Besides the FSLN, two major political parties remained on the ballot, the Liberal Constitutionalist Party and the Nicaraguan Liberal Alliance. An independent Nicaraguan group, Ethics and Transparency, organized tens of thousands of observers but was denied accreditation, forcing them to observe the election from outside polling stations. But the group estimates that irregularities took place at a third of the polling places. Their complaints were echoed by Nicaraguan Catholic bishops, including Managua's archbishop, who said, "People feel defrauded." While independent surveys indicated that the opposition candidates would win the majority of the seats, the Supreme Electoral Council, which had prohibited international observers, ruled that the Sandinista candidates won control of 105 municipalities, the Liberal Constitutionalist Party won 37, and the Alliance won the remaining six.

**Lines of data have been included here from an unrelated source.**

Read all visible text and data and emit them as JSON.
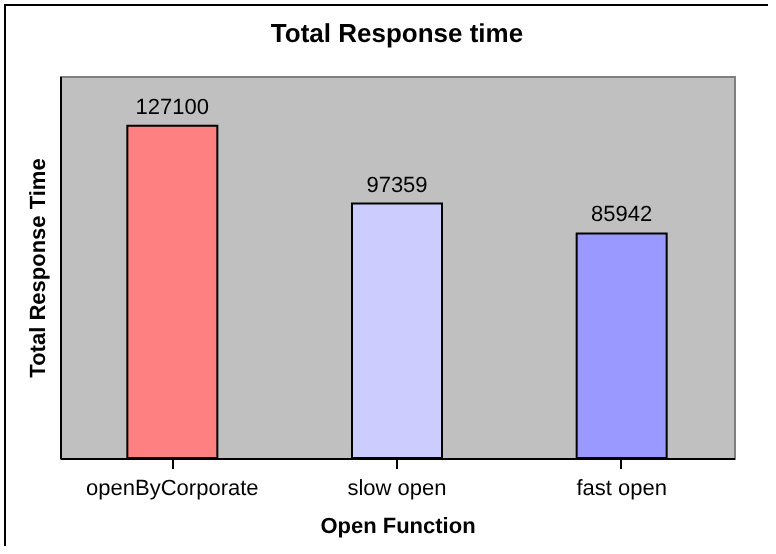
{
  "chart_data": {
    "type": "bar",
    "title": "Total Response time",
    "xlabel": "Open Function",
    "ylabel": "Total Response Time",
    "categories": [
      "openByCorporate",
      "slow open",
      "fast open"
    ],
    "values": [
      127100,
      97359,
      85942
    ],
    "colors": [
      "#ff8080",
      "#ccccff",
      "#9999ff"
    ],
    "data_labels": true
  }
}
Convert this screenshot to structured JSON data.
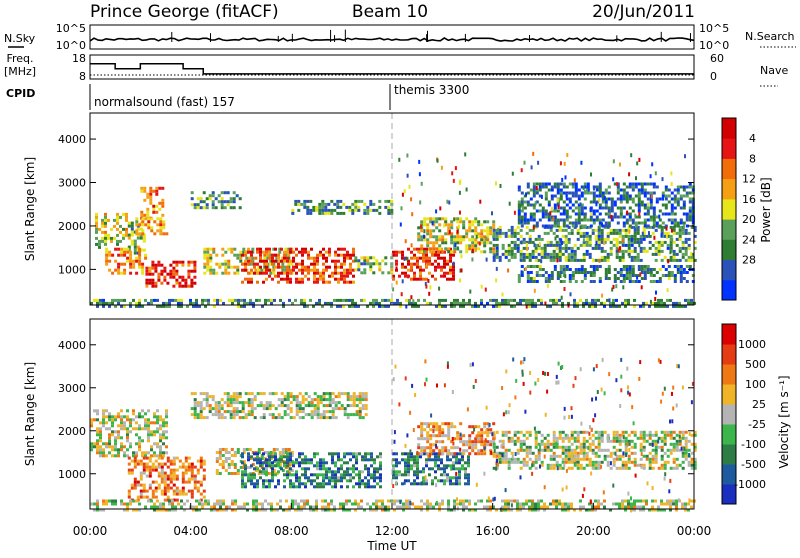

After the election, militant demonstrations erupted in Nicaragua's two largest cities, Managua and León, and were quickly put down with violence. The European Economic Community and the U.S. government suspended funding for Nicaragua over the fraudulent elections.
On Jan. 14, before the election results were officially published by the electoral council, Ortega swore in the new mayors at Managua's Plaza de la Revolución. "This is the time to strengthen our institutions," he declared later adding, "We cannot go back to the road of war, to confrontation, to violence." Along with the regular police, Ortega stood flanked by camisas rosadas, or redshirts, members of his personal security force. A huge banner hung over the plaza depicting Ortega with an up-stretched arm and the slogan, "To Be With the People Is to Be With God."
"This despotic regime is bent on destroying all that is left of the democratic legacy of the Sandinista revolution," Chamorro told me in January. "Standing in the way of a new dictatorship," he said, "are civil society organizations, the independent media, trade unions, opposition political parties, women's organizations, civic leaders and others—many of whom can trace their roots back to the resistance against Somoza."
As the Nobel laureate and novelist José Saramago puts it, "Once more a revolution has been betrayed from within." Nicaragua's revolution has indeed been betrayed, perhaps not as dramatically as Trotsky depicts Stalin's desecration of what was best in the Bolshevik revolution. But Ortega's betrayal is a fundamental political tragedy for everyone around the world who came to believe in a popular, participatory democracy in Nicaragua.